“You Sound Like A White Girl

“You Sound Like A White Girl”

April 30, 2022

Julissa Arce’s book “You Sound Like a White Girl: The Case for Rejecting Assimilation” NAILED IT! I loved this book because even though I was born in the United States, and am American, this book told my story. I did not know this happens to us all to some degree or another. I was a happy young Mexican-American girl who went to school with a sea of white people. Blonde hair, blue eyes, and pierogies everywhere. I was happy just having these people as my friends, I was a pre-teen and new to the school and neighborhood. I wanted to fit in and my parents wanted that too. I was told not to speak Spanish, not even at home. I had to fit in and be a good girl. It would be the only way that I would be able to make it, to have a chance, and make the American dream come true for me.

 

Arce is able to weave in and out of this relationship, that those of color crave to be accepted, and that we were able to assimilate accordingly. The most important thing that the author was able to do was to broach the subject of why we want to be white, what pain we take because of wanting the white to rub off, and when or will we ever be really accepted into white America. It seems like I never really knew that I was in the midst of this war, the war between our Latinx and American heritages fighting to be seen as equal. I went to a Catholic private school, my skin is a warm caramel color year-round and I had flowing curly thick hair but I still fit in, or so I thought. I was a novelty. It was good to have a friend of a different race. It also did not hurt that I had six older brothers that the girls all seemed to have crushes on. Blindly I went through life without giving it all a second thought, I was Mexican-American and I never gave it a thought. In all honesty, not every one of my white school friends had me as a friend just because I was Mexican-American. In fact, almost 40 years later I call many of them my friends. We see each other as a family regardless of the color of our skin. 

 

Thankfully Acre takes the reader back and tells our tales. We are given a re-education on the history we should know. I do not say we were intentionally lied to, but we do not have the full story for many things in history.

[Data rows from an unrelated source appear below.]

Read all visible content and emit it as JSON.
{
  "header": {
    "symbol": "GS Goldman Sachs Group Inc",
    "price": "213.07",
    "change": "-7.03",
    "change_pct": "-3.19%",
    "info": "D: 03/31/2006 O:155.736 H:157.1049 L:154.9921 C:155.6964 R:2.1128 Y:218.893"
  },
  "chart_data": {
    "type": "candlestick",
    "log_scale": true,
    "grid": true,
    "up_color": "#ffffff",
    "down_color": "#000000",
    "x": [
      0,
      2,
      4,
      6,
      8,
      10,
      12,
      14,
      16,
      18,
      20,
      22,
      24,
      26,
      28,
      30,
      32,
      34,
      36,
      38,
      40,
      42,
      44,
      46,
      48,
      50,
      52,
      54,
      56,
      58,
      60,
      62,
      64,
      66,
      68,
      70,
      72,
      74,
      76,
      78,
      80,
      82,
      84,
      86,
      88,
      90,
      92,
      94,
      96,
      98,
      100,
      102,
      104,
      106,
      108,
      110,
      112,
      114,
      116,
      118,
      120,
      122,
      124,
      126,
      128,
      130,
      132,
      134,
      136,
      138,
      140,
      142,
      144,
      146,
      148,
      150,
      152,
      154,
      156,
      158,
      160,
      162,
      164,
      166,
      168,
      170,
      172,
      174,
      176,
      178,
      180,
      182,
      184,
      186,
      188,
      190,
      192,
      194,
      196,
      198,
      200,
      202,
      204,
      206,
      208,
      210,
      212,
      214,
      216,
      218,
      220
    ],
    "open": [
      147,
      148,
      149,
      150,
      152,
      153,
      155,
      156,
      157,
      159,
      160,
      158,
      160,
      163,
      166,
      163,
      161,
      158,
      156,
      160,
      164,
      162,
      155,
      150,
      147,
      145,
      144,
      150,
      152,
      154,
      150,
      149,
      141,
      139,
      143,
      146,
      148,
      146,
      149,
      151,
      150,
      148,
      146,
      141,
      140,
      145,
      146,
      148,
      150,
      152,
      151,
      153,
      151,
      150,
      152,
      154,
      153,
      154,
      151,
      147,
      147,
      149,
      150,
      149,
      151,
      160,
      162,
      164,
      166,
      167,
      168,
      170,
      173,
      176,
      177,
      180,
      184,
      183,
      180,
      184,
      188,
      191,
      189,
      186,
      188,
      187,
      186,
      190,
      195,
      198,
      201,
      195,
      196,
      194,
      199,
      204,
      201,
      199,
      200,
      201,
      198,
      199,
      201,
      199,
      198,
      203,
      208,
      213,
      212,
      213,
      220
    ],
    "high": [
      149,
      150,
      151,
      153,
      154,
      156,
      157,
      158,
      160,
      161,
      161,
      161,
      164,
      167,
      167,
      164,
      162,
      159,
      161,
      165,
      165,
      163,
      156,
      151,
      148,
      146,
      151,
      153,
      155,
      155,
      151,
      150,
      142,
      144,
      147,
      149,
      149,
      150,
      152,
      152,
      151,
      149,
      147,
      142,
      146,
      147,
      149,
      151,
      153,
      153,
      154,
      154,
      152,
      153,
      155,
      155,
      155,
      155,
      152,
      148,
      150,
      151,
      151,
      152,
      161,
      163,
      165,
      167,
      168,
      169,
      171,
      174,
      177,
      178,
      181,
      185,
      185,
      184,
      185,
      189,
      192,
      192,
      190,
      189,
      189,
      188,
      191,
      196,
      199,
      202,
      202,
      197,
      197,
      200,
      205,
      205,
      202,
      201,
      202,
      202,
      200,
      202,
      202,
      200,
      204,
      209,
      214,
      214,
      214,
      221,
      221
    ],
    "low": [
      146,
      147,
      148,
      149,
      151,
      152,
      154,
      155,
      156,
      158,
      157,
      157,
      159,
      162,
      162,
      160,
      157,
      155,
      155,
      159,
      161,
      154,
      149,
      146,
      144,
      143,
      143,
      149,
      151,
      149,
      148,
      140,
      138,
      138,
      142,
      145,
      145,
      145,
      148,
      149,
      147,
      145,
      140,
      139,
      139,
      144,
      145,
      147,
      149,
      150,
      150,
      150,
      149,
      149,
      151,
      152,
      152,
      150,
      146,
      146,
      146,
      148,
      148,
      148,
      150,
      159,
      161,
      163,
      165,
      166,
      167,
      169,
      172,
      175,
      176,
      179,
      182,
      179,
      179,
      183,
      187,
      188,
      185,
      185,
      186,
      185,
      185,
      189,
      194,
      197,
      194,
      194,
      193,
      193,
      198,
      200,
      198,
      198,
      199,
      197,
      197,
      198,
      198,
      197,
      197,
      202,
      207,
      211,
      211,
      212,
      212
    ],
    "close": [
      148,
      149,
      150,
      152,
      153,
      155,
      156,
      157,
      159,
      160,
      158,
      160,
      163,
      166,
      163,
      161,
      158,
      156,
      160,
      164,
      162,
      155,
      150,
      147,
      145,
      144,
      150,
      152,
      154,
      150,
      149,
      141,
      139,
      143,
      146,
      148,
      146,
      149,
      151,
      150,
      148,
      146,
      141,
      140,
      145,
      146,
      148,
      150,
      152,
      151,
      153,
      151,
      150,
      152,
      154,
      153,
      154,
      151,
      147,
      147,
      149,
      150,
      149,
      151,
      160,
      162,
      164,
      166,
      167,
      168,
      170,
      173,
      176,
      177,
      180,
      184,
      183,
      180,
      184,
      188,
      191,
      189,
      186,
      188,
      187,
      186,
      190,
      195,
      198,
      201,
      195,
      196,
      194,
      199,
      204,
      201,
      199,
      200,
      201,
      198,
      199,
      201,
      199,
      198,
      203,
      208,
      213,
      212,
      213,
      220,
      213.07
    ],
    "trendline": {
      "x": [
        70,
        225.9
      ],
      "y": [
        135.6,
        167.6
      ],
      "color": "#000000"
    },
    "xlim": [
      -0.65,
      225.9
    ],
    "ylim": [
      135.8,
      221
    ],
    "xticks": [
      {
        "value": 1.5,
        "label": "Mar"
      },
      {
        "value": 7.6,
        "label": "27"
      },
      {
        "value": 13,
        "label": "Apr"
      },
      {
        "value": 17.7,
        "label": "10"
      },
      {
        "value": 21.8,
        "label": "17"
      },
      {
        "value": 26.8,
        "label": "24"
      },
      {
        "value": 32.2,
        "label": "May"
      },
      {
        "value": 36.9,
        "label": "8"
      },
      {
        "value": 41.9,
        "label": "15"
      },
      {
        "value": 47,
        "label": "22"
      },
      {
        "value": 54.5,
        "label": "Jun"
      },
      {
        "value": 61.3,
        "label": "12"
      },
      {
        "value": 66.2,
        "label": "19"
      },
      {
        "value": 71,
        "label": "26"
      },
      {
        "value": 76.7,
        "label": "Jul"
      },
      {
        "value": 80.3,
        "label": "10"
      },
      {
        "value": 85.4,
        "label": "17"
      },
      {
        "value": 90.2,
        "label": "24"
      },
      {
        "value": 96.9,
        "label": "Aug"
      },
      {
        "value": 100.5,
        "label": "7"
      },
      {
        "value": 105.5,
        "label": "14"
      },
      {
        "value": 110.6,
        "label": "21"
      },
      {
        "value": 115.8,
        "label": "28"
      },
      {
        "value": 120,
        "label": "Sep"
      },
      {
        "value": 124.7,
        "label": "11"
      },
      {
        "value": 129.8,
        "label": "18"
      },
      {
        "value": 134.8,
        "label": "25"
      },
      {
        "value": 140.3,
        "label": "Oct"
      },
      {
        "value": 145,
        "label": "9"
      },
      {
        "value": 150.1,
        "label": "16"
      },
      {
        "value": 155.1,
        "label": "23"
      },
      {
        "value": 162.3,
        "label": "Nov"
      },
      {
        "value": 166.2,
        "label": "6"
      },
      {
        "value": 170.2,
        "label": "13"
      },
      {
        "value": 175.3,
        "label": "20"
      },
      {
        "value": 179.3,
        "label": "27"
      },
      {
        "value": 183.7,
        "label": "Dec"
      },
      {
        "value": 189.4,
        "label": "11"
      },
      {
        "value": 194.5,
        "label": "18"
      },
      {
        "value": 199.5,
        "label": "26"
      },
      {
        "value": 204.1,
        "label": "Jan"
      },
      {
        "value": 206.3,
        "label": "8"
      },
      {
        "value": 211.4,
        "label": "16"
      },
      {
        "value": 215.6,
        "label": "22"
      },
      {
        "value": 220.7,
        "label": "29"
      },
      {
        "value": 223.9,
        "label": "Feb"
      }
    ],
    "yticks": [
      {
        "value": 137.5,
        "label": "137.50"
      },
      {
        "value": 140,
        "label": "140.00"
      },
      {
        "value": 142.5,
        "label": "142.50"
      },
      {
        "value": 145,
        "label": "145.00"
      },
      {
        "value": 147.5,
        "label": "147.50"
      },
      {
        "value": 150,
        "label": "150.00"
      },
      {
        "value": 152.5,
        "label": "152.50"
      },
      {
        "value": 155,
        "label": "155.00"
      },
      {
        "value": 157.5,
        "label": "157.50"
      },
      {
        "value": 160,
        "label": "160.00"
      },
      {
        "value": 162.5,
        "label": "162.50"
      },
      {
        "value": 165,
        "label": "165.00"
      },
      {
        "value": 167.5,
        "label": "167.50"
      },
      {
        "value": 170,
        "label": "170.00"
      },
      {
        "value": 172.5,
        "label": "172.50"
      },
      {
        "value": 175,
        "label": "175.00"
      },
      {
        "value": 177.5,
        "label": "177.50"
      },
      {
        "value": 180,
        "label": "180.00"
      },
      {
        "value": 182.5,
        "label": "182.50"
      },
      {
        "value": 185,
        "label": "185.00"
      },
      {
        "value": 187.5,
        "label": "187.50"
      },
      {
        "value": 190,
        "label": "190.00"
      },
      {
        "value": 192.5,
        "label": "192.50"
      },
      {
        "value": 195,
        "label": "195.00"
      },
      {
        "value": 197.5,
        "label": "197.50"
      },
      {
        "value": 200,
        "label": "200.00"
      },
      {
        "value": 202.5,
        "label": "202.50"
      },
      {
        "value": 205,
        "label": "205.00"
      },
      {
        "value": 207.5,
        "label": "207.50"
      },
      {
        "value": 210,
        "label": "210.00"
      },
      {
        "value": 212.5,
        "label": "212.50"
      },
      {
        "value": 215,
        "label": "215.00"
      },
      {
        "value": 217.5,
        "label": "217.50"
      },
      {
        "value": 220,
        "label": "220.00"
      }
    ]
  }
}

The Latinx stories are varied, the Mexican, Puerto Rican, Cuban, Honduran, Spanish, Ecuadorian, Guatemalan, Dominican, and so on are all different. But white is just white, right? Arce takes the reader to some very uncomfortable places and asks questions we might not want to be asked. The questions are about examining our own attitudes.  Do we make it harder on each other simply because the color of our skin is different from one another? In order to do better, we must learn more. I highly recommend this book, not only to those of Latinx communities but to those that wish to be allies to their Latinx brothers and sisters. Take your time reading this. I ask that you research what you question and make yourself aware of what history really is and not what some want it to be.